Daha çok küçükken yani hayat hakkında hiç fikrim yokken; aşk tesadüfleri sever filminde geçen bir söz; beni bugün olduğum kişi yaptı. Şöyle diyordu;

''Hayat bir çerçeve gibidir.'' diyordu. Sonra oğluna; senin çerçeven çizilmiş onun dışına çıkamazsın diye devam ederken ilerleyen sahnelerde benim için epik olan kısma geliyordu. ''Mesele o çerçeve değilmiş, mesele o çerçevenin içine hangi resmi koyduğunmuş.'' Belki aylarca düşündüm bu metafor üzerinde. Gerçekten çerçevelerimiz sabit miydi, sadece çerçevenin içine koyduğumuz resimler kadar mı vardık?

Senin çerçeven çizilmiş, sınırların dışına çıkamazsın dediği için ben bunu kendi açımdan hayat pencere gibidir diye çevirdim. Çünkü çerçeveler çeşit çeşit olabilir ama bellidir. Peki ya hayata baktığımız pencereler?

Uzun tren yolculuğunda ki pencere, otobüs penceresi, araba penceresi, evimizin penceresi, gittiğim her yerde ilk pencereleri aradım. Çünkü onları açıp derin bir nefes alıyorduk. Tıpkı doğum gibi, tıpkı sabah uyanmak gibi, tıpkı bugün yeni hayatımın ilk günü demek gibi. Açılan pencereler her zaman umut vaat ediyordu. Mesela karanlık bir geceye açılmazdı hiç bir zaman pencere, hep güneşli günlere açılırdı. İlk cemre havaya düştüğü zaman; kış gelene kadar açık kalırdı pencereler. Nasıl ki kış durup dinlenme zamanı, yaz hareket, bereket. İşte açık pencerelerde benim için onunla özdeşmişti.

Ayrıca pencereniz de sizinle hareket ediyordu, şekil değiştiriyordu. Ve en önemli kısım; pencerenizin manzarasıydı. Yani sabit bir pencerede otursanız bile manzaranız değişmeye devam edecekti. Tıpkı hayat gibi akışkandı. Oysaki fotoğraf, resim duruyordu. Onu hep ilk günkü gibi hatırlardık. Manzaralarsa ise; değiştikçe, dönüştükçe yaşamı iliklerinize kadar hissettirirdi. Her gün yürüdüğünüz sokakta yeni açılan mağaza misali....

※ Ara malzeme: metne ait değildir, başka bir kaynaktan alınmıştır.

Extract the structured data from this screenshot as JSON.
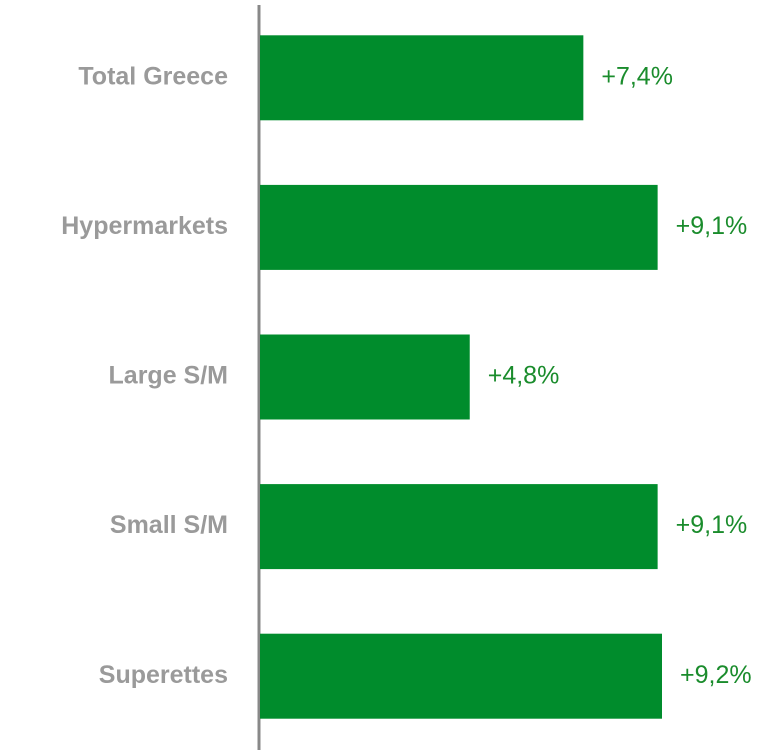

Sanırım bu metafora uzunca süre o kadar çok bağlandım ki; aşamadığım her şeyi uzun otobüs yolculuklarıyla aşmaya başladım. Eğer halledemediğim bir sorun varsa hayatımda; durup dinleyemiyorsam onu. Veya bütün cesaretimle karşısına dikilip konuşalım ne oluyor diyemiyorsam hızlıca penceremi yanıma alıp, manzaramı değiştiriyordum. Manzaram ne kadar hareket eder ve ben aynı yerde durursam kabul edemediğim, içimde oturmayan her şey oturmaya başlıyordu. Önemli olan gerçekten de varmak değil; önemli olan yolculuktu.

Yolculuk uzun soluklu okuduğum cümle ise; varmak onun noktasıydı. Çünkü vardıktan sonra yeni bir yolculuk başlayacaktı, tıpkı noktadan sonra devam eden cümleler gibi.

Pencerelerimi her zaman yanımda taşıdım. Eğer olurda kendimden sıkılırsam onu evde bırakamadığım için manzaramı değiştirdim. İkisi de çözüm getirmiyorsa penceremi kapatıp bir süre karanlıkta otururum. Çünkü elbette mevsimler değişecek, gece gündüz olacak, karanlığa aydınlık doğacak ve değişim gelecek. Bazen bu değişimlerin gecesinde bazen de gündüzünde oluyoruz. Fark etmek lazım pencerenizi açık mı bırakmak istiyorsunuz yoksa kapatıp üstüne perdeler mi çekiyorsunuz?